The mutations effect the CARD14 protein, which is expressed in skin cells and cells that give rise to blood vessels. They give the gene a new pattern of gene expression. In the presence of CARD14 mutations the protein is altered so that it continuously activates a molecular pathway that drives inflammation.
In this recent study the mechanisms behind psoriasis in patients with mutations in CARD14 were identified. It was discovered that MALT1 enzyme activity is switched on in these patients which increases inflammation. It was further shown that using drugs to inhibit the activity of MALT1 reduced the inflammation caused by mutant variants of CARD14.
Although these severe CARD14 mutations are relatively rare, a common genetic variant of CARD14 present in the wider population is also associated with an increased risk of developing psoriasis. This raises the interesting possibility that MALT1 inhibitors may be useful for the treatment of more common forms of psoriasis.

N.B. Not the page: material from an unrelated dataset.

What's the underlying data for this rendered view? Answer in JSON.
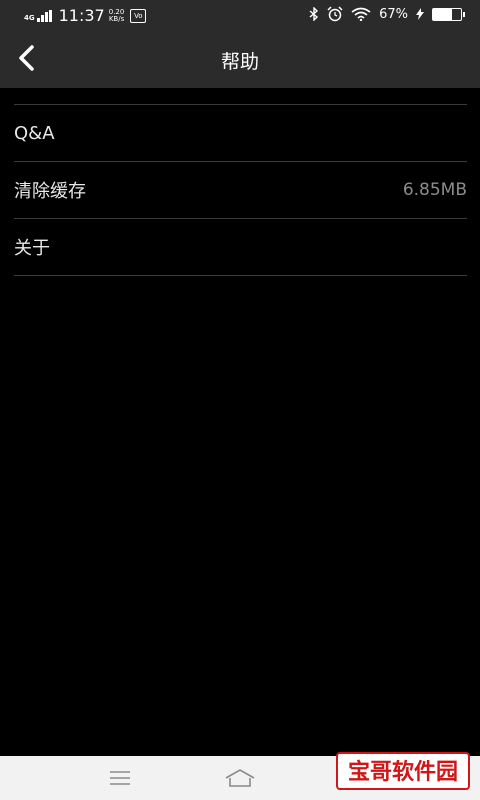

The study used biochemical and cellular techniques to find out more about how CARD14 mutations lead to increased inflammation in patients with psoriasis. The research group investigated how variants of the CARD14 protein affected its structure and also looked at the biological activity of the CARD14 variants in different contexts by expressing them in human skin cells, and looking at the activation of downstream signaling pathways and pro-inflammatory gene expression. Finally, they looked at the effect of MALT1 inhibitors on these signaling pathways, and showed that they disrupted them.
The paper, Psoriasis mutations disrupt CARD14 autoinhibition promoting BCL10-MALT1-dependent NF-κB activation, is published in the Biochemical Journal.